Dünya mali piyasalarını etkisi altına alan çalkantı doğal olarak ilgimizi çekiyor. İki hafta önceyi hatırlayın. Sinirler iyice gerilmişti. Giderek bir panik havası piyasalara hakim olmaya başlıyordu.
Devreye derhal gelişmiş ülkelerin merkez bankaları girdi. Başta ABD ve AB, para muslukları açıldı. Mali kesimin para otoritesinden istediği kadar borçlanmasına olanak sağlandı. Hatta ABD Merkez Bankası borç verme faizinde küçük bir indirime bile gitti.
Bollaşan likidite mali sistemi rahatlatttı. En azından oluşan panik havasını dağıttı. Sinirlerin biraz gevşemesine olanak sağladı. Piyasalara nisbi de olsa sükûnet getirdi. Zenginin parası züğürdün çenesini yorarmış; bize de olup biteni tartışmak kaldı.
Mali piyasanın özelliği
İş adamı, tüccar ve esnafla konuşurken “piyasada nakit sıkışıklığı var” ya da “likidite yok” şikâyetini sık duyarız. Deşince karşımıza talep yetersizliği çıkar. Düşük talep satışları ve kâr marjını olumsuz etkiler. Ayrıca vade ile alınan stokların ödenmesini zorlaştırır.
Örneği bilerek reel ekonomiden, mal ve hizmetlerin alınıp satıldığı piyasalardan verdik. İlk bakışta mali piyasalar daha farklı durur. Mali varlıklar (menkul kıymetler) rekabetçi ve örgütlenmiş piyasalarda işlem görür.
“Likit” olma mali piyasaların tanımlayıcı vasıflarından biridir. Örneğin hisse senedi borsada oluşan fiyattan, tahvil ve döviz piyasa fiyatından derhal satılabilir. Kolay nakde dönüşme özelliği mali varlığın çok önemli bir cazibesidir.

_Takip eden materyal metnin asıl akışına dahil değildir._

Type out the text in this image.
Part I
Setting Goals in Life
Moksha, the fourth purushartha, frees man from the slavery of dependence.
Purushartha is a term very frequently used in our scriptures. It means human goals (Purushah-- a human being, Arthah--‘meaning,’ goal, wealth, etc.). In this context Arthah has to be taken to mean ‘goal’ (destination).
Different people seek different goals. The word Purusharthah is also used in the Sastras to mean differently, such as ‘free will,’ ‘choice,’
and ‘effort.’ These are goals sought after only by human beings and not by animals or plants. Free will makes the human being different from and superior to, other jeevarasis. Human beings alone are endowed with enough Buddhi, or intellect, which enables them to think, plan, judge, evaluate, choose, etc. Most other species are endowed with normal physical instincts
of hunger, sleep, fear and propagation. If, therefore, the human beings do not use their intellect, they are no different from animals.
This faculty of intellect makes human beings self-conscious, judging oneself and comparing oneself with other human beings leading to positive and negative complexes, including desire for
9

Tahvil, borsa, döviz vs. mali varlık piyasaları neden likittir? Çünkü bu piyasalarda işlem hacmi çok yüksektir. Alışveriş miktarı çok olunca her potansiyel satıcının bir potansiyel alıcı bulma ihtimali artar.
Görüldüğü gibi, mali piyasalarda da likidite alıcı bolluğu ile ilgilidir. Şu ya da bu şekilde bir menkul değeri kimsenin almak istemediğini düşünelim. Alıcı olmayınca piyasada fiyat da oluşamaz. Artık o piyasa likit değildir.
Likidite krizi
Mali varlıkların temel özelliğinin kolayca elden çıkartılabilmeleri olması mali sistem açısından likiditeyi hayati kılar. Nedeni çok açıktır. Mali varlıklar likit oldukları için yani kolayca satılabilecekleri düşünüldüğünden elde tutulmaktadır. Satamama ihtimali belirdiği anda herkes onlardan kurtulmaya kalkacak ve piyasalar kilitlenecektir.
İşte, mali varlık piyasalarında alıcının şu ya da bu nedenle ortadan kaybolması durumuna “likidite krizi” denir. Panik sözcüğü de bu bağlamda kullanılır. Bu noktada kredi mekanizması devreye girer.
Mali sistemin kendi içindeki kredi işlemlerinde banka mali varlıkları garanti olarak kabul eder. Sorun çıkması halinde bunları satarak kredisini tahsil edecektir. Alıcı kaybolunca bankanın garantisi kağıt parçasına dönüşür.
Böylece mali varlık piyasasının sorunları hızla banka bilançolarına, oradan diğer kredilere yani reel ekonomiye taşınır. Son çalkantıda merkez bankalarının para musluklarını açmasının gerisinde bir likidite krizini engelleme çabası yatmaktadır.